To know what a joint controller is you must know what the GDPR defines as a controller to begin with. A controller is the party that decides how the personal data will be processed. A controller can use another party to process the personal data on their behalf. We call them Processors. If you’re a controller and need to work with another party who is also a controller, you’re considered either Multi Controllers or Joint Controllers.
You’re booking your holiday through an agency. You need a flight and hotel. The agency will use your personal data to order your flight ticket and book your hotel for you. Both parties are controllers but they’re not joint controllers.
If the travel agency and the hotel, for instance, create a website together and share the personal data for marketing reasons, then they are considered joint controllers. They both decide how the personal data will be used.
Two startups join forces and host an event. They create an online platform where they advertise their event and where people can register for this event. To register people must provide their name, address and VAT number for invoice purposes and just their name and company name to print on the badges that will be handed out during the event. Both parties have a say in what data they will request from participants and how they will use it for marketing reasons before, during and after the event. Because both parties decide on the processing, they’re considered joint controllers.
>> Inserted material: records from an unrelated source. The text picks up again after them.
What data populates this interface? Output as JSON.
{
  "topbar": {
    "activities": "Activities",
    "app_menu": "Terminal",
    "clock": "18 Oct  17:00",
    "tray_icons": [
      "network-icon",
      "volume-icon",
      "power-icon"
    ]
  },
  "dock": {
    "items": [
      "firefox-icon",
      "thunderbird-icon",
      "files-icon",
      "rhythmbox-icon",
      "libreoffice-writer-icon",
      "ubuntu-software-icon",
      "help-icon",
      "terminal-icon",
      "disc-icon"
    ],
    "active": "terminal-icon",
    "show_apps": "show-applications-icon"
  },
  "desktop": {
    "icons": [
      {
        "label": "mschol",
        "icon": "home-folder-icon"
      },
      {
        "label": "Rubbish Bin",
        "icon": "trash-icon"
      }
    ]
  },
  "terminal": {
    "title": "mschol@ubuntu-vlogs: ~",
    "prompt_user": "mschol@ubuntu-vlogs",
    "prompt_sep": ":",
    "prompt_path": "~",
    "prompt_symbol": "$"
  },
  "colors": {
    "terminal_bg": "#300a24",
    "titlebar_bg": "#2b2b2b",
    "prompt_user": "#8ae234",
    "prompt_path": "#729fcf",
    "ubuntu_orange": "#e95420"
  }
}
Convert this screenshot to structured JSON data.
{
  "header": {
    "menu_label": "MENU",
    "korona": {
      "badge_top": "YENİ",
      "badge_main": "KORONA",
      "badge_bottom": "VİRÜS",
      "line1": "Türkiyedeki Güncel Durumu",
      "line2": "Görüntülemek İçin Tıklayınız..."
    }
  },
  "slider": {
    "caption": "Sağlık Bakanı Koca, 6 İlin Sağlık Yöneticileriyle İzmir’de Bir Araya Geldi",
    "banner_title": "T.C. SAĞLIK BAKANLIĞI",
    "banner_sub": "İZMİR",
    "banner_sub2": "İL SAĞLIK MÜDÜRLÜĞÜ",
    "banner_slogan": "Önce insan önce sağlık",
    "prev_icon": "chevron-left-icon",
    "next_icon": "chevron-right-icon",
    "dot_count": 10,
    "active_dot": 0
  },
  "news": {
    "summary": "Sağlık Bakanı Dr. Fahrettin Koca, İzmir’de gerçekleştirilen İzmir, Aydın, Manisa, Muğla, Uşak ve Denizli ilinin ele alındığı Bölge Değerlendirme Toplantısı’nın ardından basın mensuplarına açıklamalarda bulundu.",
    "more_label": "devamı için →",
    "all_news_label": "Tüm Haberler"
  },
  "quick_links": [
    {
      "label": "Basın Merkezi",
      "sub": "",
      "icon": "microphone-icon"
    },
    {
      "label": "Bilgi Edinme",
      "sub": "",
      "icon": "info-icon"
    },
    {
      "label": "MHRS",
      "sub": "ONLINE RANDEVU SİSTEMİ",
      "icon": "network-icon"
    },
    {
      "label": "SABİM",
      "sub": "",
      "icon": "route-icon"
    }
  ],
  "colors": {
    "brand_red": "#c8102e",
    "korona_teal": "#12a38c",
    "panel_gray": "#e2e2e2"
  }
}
Two startups join forces and host an event. Bob and Katy. Katy creates an online platform and takes care of the technical side of the online platform. Katy also pays for the location of the venue and arranges the badges and guestlist. Bob promotes the event and collects the data to use for his own company’s marketing. They both have access to the personal data and both use the data for their own reasons. In case they are still considered multi controllers because they both decide on the purpose of the processing. If Katy had hired Bob, or Bob hired Katy, then one of them would be considered a processor of the other.
Under the GDPR you are a joint controller when both of you jointly determine the purposes and means of processing. Key factor here is the joint decision-making that determines the joint controllership. Each party must have a say in the collection and processing of the data.
Well, you’ll both have the obligations that come with being a controller. Like in an equal marriage, for better or worse. Which in this case means: for better: positive reviews and other benefits gained. For worse: your reputation could be affected if there are complaints or bad reviews etc. And it’s not just the other party but both of you are liable too. So, really ask yourself if the benefits outweigh the risks of liability or if it’s better handled in a processor agreement. Even in a joint controllership you’ll have to have a contract and make sure to define roles and responsibilities (and liability when possible).